The easiest way is a windowing function:

In [20]:
%%sql
select "name", "yearID", "HR", rank() over (partition by "yearID" order by "HR" desc) as HR_rank
from dim_teams
where "yearID" in (2013, 2014, 2015, 2016)
;

120 rows affected.


name,yearID,HR,hr_rank
Baltimore Orioles,2013,212,1
Seattle Mariners,2013,188,2
Oakland Athletics,2013,186,3
Toronto Blue Jays,2013,185,4
Atlanta Braves,2013,181,5
Boston Red Sox,2013,178,6
Texas Rangers,2013,176,7
Detroit Tigers,2013,176,7
Chicago Cubs,2013,172,9
Cleveland Indians,2013,171,10


Now that you have the teams, what about individual players that your team could try to sign to your team?

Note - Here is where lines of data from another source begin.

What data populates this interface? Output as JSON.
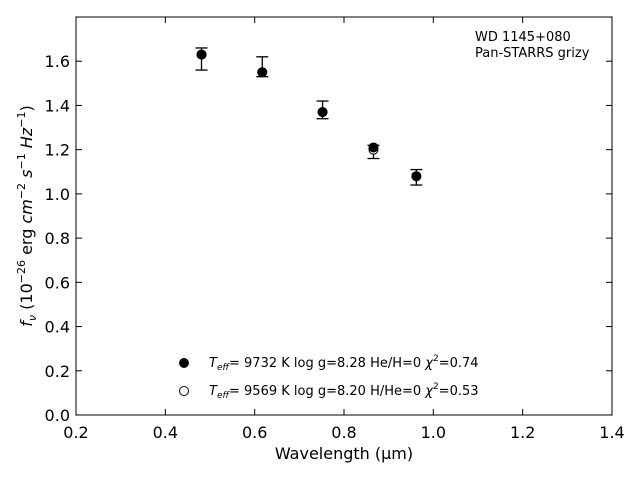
{
  "chart_data": {
    "type": "scatter",
    "xlim": [
      0.2,
      1.4
    ],
    "ylim": [
      0.0,
      1.8
    ],
    "x_ticks": [
      "0.2",
      "0.4",
      "0.6",
      "0.8",
      "1.0",
      "1.2",
      "1.4"
    ],
    "y_ticks": [
      "0.0",
      "0.2",
      "0.4",
      "0.6",
      "0.8",
      "1.0",
      "1.2",
      "1.4",
      "1.6"
    ],
    "xlabel": "Wavelength (μm)",
    "ylabel": {
      "symbol": "f",
      "symbol_sub": "ν",
      "unit_pre": " (10",
      "unit_exp1": "−26",
      "unit_mid": " erg ",
      "cm": "cm",
      "exp2": "−2",
      "s": "s",
      "exp3": "−1",
      "hz": "Hz",
      "exp4": "−1",
      "close": ")"
    },
    "annotation": [
      "WD 1145+080",
      "Pan-STARRS grizy"
    ],
    "grid": false,
    "legend_position": "bottom-center",
    "observed": {
      "x": [
        0.481,
        0.617,
        0.752,
        0.866,
        0.962
      ],
      "y": [
        1.64,
        1.55,
        1.38,
        1.19,
        1.08
      ],
      "yerr_low": [
        0.08,
        0.02,
        0.04,
        0.03,
        0.04
      ],
      "yerr_high": [
        0.02,
        0.07,
        0.04,
        0.03,
        0.03
      ]
    },
    "series": [
      {
        "marker": "filled",
        "x": [
          0.481,
          0.617,
          0.752,
          0.866,
          0.962
        ],
        "y": [
          1.63,
          1.55,
          1.37,
          1.21,
          1.08
        ],
        "legend": {
          "teff": "T",
          "teff_sub": "eff",
          "teff_val": "=  9732 K  log g=8.28  He/H=0  ",
          "chi": "χ",
          "chi_exp": "2",
          "chi_val": "=0.74"
        }
      },
      {
        "marker": "open",
        "x": [
          0.481,
          0.617,
          0.752,
          0.866,
          0.962
        ],
        "y": [
          1.63,
          1.55,
          1.37,
          1.2,
          1.08
        ],
        "legend": {
          "teff": "T",
          "teff_sub": "eff",
          "teff_val": "=  9569 K  log g=8.20  H/He=0  ",
          "chi": "χ",
          "chi_exp": "2",
          "chi_val": "=0.53"
        }
      }
    ]
  }
}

What are the fields we will have to join on to get team and player info? 

In [21]:
%%sql
select p."nameFirst", p."nameLast", b."yearID", t."name", sum(b."HR") as home_runs
from fact_players p, dim_batting b, dim_teams t 
where p."playerID" = b."playerID"
    and t."teamID" = b."teamID"
    and t."yearID" = b."yearID"
    and b."yearID" in ('2013','2014','2015','2016')
group by p."nameFirst", p."nameLast", b."yearID", t."name"
order by home_runs desc
limit 10
;

10 rows affected.


nameFirst,nameLast,yearID,name,home_runs
Chris,Davis,2013,Baltimore Orioles,53
Chris,Davis,2015,Baltimore Orioles,47
Mark,Trumbo,2016,Baltimore Orioles,47
Miguel,Cabrera,2013,Detroit Tigers,44
Nelson,Cruz,2015,Seattle Mariners,44
Nelson,Cruz,2016,Seattle Mariners,43
Edwin,Encarnacion,2016,Toronto Blue Jays,42
Khris,Davis,2016,Oakland Athletics,42
Nolan,Arenado,2015,Colorado Rockies,42
Brian,Dozier,2016,Minnesota Twins,42


### The details above are a little busy, how about just getting each team's home run leader over the last 4 years?

In [22]:
%%sql
select *
from (
select p."nameFirst", p."nameLast", t."name", sum(b."HR") as home_runs
        , rank() over (partition by t."name" order by sum(b."HR") desc) as hr_rank
from fact_players p, dim_batting b, dim_teams t 
where p."playerID" = b."playerID"
    and t."teamID" = b."teamID"
    and t."yearID" = b."yearID"
    and b."yearID" in ('2013','2014','2015','2016')
group by p."nameFirst", p."nameLast", t."name"
) foo
where "hr_rank" = 1
;

30 rows affected.


nameFirst,nameLast,name,home_runs,hr_rank
Paul,Goldschmidt,Arizona Diamondbacks,112,1
Freddie,Freeman,Atlanta Braves,93,1
Chris,Davis,Baltimore Orioles,164,1
David,Ortiz,Boston Red Sox,140,1
Anthony,Rizzo,Chicago Cubs,118,1
Jose,Abreu,Chicago White Sox,91,1
Jay,Bruce,Cincinnati Reds,99,1
Carlos,Santana,Cleveland Indians,100,1
Nolan,Arenado,Colorado Rockies,111,1
Miguel,Cabrera,Detroit Tigers,125,1


## Takeaways
* Be cognizant of your keys and joins. Be aware of cardinality of tables - the limit command and doing a count(*) for a specific field are good ways to determine a unique key for a table and make sure you do not have a bad join. 
* Depending on your needs, you can save a lot of memory and time by using resources available on a database rather than pulling down files locally - it is easier to roll up to the highest level possible there, then pull it down.
* However - you will not be the only user of a database! There will be other analysts and production processes hitting the same tables. If you have a bad query that is taking forever to finish and preventing other queries from completing, you will make your DBAs very angry.